Mr Welby said it was the media that had singled Wonga out from a wider point he wanted to make about payday lenders.
He added: “I didn’t pick on Wonga – it’s the press that picked on Wonga more than I did,” he added.
In a conversation with Mr Damelin, he said, the chief executive had said: “It would drive people into the hands of the loan sharks” – “which I entirely agree with”, said the archbishop.
“If we try and cap interest rates and drive the legal payday lenders through regulation, people – because they’re desperate and there’s no consumer choice in a lot of deprived areas – will end up with the loan sharks, which are just a totally different kettle of fish, very much worse,” he said.
Speaking about how much the church is allowed to invest in other businesses, Mr Welby said: “We’re allowed to invest in a company where less than 25% of its business is in this area.”
Although he said this figure was too high, he suggested his ability to change the church’s investment practice was beyond his power.
He said: “My own view is that that is probably too high a level. It is an ethical investment advisory group, I don’t have authority to tell them what to do.”
The archbishop has been keen to clamp down on short-term loan firms, which are often characterised by high interest rates and swift approval times, by setting up a credit union for the clergy.
He was backed yesterday by Business Secretary Vince Cable, who said the government was looking at better regulation of the industry as well as a bar on advertising high interest loans to people who can ill-afford to pay them back.
But the FT said the pension fund investment – despite being only a few million pounds, according to its source – threatened to undermine the archbishop’s pledges to take on the payday lenders.
The archbishop, who has served on the parliamentary Banking Standards Commission, has said he plans to expand the reach of credit unions as part of a long-term campaign to boost competition in the banking sector.
There are also plans to encourage church members with relevant skills to volunteer at credit unions. Small, local lenders could also be invited to use church buildings and other community locations with the help of church members.
The government announced an investment of £38 million in credit unions in April to help them offer an alternative option to payday lenders.

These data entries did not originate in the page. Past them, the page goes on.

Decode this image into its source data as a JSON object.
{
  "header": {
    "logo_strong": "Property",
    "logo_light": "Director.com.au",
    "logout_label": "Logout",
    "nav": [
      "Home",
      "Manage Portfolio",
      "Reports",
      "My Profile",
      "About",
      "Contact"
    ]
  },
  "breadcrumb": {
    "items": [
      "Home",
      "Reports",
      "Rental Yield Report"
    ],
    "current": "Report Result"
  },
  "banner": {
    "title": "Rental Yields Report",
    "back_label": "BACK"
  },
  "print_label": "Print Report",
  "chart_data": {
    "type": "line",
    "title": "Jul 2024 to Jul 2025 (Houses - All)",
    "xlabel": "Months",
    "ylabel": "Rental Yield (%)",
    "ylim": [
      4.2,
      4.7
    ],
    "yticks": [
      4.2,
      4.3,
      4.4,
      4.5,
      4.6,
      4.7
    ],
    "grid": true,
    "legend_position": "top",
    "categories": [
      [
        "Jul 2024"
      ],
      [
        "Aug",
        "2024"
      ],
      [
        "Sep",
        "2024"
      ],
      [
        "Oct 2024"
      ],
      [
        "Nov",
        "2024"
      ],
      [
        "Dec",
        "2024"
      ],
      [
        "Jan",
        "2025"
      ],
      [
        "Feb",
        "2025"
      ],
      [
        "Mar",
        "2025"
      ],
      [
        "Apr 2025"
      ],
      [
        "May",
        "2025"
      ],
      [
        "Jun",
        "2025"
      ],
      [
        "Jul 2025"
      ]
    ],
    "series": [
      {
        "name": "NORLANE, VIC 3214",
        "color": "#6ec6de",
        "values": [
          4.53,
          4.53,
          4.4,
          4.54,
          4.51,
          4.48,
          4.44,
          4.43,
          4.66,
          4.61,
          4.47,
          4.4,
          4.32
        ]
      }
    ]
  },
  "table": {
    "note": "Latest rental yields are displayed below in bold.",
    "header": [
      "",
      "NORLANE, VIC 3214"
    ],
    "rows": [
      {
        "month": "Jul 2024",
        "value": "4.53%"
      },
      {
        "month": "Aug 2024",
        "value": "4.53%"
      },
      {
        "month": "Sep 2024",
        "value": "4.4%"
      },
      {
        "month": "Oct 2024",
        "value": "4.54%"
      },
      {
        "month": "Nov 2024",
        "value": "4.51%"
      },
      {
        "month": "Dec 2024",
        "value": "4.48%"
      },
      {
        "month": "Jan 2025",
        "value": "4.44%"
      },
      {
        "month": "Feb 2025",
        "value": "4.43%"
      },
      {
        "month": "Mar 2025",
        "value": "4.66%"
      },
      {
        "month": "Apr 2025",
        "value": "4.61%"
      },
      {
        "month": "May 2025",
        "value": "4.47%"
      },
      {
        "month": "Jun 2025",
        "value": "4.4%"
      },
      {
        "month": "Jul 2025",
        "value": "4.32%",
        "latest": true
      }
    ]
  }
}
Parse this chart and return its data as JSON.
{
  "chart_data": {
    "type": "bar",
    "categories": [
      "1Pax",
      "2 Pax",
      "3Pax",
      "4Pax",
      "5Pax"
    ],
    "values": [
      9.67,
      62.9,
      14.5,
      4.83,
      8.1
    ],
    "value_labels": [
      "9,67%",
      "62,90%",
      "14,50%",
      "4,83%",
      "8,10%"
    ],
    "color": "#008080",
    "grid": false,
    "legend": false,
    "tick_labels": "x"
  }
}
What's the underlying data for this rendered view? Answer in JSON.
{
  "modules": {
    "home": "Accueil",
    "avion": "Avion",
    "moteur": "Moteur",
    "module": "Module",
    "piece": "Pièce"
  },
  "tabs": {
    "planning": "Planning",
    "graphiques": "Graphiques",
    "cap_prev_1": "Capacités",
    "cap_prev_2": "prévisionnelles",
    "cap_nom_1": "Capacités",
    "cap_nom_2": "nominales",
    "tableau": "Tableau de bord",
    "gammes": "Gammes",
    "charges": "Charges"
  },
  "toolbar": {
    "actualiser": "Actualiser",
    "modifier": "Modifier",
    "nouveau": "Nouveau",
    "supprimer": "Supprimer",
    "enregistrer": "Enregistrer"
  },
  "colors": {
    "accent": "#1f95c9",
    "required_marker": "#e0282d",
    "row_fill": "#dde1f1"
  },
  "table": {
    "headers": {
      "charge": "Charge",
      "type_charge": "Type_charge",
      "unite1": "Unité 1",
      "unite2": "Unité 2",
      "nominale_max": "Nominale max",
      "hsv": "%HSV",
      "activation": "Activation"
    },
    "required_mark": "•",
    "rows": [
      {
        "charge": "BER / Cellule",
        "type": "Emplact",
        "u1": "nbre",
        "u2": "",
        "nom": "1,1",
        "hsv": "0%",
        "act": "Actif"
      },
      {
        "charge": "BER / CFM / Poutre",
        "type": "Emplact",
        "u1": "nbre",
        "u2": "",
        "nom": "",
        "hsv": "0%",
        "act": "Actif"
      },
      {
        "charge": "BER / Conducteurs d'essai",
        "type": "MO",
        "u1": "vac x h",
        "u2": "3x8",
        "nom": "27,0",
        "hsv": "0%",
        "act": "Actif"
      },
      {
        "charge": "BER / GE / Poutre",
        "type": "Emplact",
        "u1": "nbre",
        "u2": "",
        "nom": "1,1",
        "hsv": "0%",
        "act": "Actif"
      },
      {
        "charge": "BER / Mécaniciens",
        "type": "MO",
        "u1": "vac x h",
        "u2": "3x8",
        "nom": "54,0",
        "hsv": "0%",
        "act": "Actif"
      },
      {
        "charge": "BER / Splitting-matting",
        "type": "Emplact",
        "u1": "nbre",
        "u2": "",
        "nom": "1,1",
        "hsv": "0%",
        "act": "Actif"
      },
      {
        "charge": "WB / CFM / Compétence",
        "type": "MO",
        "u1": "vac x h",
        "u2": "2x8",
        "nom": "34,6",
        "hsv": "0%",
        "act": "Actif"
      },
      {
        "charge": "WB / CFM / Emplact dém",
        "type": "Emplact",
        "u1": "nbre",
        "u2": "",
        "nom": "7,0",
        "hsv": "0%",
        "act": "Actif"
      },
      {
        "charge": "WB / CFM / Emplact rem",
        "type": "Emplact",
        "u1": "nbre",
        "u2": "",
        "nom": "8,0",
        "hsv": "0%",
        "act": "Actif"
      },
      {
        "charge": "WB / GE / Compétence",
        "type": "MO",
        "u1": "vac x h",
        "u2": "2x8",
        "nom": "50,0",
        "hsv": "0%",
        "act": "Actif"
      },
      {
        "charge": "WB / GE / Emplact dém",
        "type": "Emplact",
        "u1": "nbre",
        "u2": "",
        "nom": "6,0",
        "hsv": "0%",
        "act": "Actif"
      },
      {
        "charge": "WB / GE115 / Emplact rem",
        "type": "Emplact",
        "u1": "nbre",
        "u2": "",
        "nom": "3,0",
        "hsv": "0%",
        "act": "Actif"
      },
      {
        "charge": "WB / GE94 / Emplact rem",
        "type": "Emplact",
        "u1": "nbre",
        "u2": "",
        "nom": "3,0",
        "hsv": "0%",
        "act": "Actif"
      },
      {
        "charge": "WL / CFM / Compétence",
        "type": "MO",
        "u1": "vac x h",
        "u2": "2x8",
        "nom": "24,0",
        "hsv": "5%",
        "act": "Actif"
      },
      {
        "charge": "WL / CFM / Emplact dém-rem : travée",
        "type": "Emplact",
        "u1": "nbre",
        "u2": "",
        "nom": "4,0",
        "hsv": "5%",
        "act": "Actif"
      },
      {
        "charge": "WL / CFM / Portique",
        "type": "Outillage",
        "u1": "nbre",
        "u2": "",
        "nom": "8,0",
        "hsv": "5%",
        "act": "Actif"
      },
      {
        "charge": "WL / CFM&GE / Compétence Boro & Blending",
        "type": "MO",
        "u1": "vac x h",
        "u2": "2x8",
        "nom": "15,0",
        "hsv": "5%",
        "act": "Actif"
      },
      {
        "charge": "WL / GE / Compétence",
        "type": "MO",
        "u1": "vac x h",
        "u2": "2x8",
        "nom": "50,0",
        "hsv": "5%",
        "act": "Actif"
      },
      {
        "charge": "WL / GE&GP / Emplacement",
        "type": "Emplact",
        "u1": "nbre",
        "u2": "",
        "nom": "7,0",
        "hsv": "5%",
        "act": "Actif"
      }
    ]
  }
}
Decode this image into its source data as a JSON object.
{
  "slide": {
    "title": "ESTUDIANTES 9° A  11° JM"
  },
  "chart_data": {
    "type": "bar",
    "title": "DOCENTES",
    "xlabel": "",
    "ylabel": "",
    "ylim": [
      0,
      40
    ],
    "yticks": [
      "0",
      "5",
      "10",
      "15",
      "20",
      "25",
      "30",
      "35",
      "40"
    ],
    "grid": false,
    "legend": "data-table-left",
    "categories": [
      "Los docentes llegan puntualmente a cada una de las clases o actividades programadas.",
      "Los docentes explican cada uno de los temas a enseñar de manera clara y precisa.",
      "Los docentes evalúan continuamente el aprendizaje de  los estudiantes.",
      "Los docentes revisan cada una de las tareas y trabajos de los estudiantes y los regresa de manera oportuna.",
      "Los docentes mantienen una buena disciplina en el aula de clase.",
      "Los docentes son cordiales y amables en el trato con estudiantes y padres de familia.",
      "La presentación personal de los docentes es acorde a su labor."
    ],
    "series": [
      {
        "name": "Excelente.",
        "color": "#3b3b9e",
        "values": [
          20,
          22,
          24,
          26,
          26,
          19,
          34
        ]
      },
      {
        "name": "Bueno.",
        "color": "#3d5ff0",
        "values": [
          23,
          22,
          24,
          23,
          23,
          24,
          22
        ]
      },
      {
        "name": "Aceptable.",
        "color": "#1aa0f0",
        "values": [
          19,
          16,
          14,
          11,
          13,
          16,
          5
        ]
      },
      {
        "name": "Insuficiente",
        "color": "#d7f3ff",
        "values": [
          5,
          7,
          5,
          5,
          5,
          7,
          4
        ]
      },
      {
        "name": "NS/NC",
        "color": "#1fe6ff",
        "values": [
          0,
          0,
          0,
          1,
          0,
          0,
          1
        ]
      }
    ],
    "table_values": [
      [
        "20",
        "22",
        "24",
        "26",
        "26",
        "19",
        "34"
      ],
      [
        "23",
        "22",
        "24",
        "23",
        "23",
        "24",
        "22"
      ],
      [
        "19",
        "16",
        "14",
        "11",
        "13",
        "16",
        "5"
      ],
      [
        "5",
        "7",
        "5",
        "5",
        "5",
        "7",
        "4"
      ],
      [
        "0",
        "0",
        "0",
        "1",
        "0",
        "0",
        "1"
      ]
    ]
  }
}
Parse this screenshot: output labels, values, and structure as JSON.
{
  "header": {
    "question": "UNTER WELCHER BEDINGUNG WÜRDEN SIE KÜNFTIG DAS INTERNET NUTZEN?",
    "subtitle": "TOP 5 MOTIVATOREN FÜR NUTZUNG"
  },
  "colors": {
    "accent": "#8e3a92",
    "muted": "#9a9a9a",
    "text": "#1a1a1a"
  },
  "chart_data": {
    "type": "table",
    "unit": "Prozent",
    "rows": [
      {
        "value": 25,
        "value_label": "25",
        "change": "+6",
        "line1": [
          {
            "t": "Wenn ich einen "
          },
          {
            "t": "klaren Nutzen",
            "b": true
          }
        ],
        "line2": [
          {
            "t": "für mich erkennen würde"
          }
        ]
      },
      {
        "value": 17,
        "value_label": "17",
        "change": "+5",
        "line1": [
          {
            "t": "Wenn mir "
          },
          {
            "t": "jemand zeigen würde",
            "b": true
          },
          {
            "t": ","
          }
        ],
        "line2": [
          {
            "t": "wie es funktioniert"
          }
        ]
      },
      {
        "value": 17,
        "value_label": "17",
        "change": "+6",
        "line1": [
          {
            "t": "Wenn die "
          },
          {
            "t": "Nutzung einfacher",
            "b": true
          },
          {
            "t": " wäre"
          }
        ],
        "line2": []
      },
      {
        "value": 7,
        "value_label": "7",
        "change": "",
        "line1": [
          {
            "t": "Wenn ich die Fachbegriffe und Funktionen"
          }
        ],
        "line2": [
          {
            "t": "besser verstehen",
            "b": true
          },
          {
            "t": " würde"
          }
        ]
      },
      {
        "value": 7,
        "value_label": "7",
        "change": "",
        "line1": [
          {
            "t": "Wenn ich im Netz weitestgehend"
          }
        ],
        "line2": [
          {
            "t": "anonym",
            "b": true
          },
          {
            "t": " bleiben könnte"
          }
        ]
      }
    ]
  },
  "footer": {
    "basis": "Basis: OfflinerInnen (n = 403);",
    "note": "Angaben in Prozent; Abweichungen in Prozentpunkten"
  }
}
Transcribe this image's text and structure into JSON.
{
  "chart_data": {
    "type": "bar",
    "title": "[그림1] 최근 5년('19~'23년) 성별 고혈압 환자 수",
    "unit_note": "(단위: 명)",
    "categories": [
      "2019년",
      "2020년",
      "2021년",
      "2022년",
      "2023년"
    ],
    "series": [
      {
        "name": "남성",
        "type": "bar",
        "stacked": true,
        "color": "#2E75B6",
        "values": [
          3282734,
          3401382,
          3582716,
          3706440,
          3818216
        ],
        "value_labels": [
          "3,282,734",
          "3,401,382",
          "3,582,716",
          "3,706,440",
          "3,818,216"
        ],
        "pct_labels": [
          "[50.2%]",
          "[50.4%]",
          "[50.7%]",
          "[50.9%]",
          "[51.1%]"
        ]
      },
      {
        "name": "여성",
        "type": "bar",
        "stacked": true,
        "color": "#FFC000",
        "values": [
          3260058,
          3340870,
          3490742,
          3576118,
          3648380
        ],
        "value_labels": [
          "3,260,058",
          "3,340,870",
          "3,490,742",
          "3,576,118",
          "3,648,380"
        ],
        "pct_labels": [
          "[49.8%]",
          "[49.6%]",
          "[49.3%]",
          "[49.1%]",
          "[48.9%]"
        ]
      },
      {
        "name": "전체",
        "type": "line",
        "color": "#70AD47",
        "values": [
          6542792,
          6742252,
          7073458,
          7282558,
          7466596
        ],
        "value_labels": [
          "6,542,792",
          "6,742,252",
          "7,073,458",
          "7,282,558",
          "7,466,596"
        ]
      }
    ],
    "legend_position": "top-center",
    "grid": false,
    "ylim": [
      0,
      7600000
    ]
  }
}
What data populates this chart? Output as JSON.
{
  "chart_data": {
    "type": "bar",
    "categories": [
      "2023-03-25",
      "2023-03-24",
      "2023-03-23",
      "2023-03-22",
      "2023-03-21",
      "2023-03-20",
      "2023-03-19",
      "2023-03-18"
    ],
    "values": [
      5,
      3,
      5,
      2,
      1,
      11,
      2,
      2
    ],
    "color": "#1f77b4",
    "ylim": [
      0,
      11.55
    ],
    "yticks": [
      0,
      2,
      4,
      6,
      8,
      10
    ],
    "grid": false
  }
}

The entire pay day lending industry, worth £2 billion, was referred last month for a full-blown investigation by the Competition Commission after the trading watchdog uncovered “deep-rooted” problems with the industry.
The Office of Fair Trading (OFT) said it decided to make the referral because it continues to suspect that features of the market “prevent, restrict or distort competition”.
Wonga said in March that it welcomed any attempt to encourage responsible lending and that it has been “instrumental” in helping to raise industry standards.
Mr Damelin, the founder of Wonga, who met Mr Welby recently, said: “The archbishop is clearly an exceptional individual and someone who understands the power of innovation.
“We discussed the future of banking and financial services, as well as our emerging digital society.
“There is mutual respect, some differing opinions and a meeting of minds on many big issues.
“On the competition point, we always welcome fresh approaches that give people a fuller set of alternatives to solve their financial challenges. I’m all for better consumer choice.”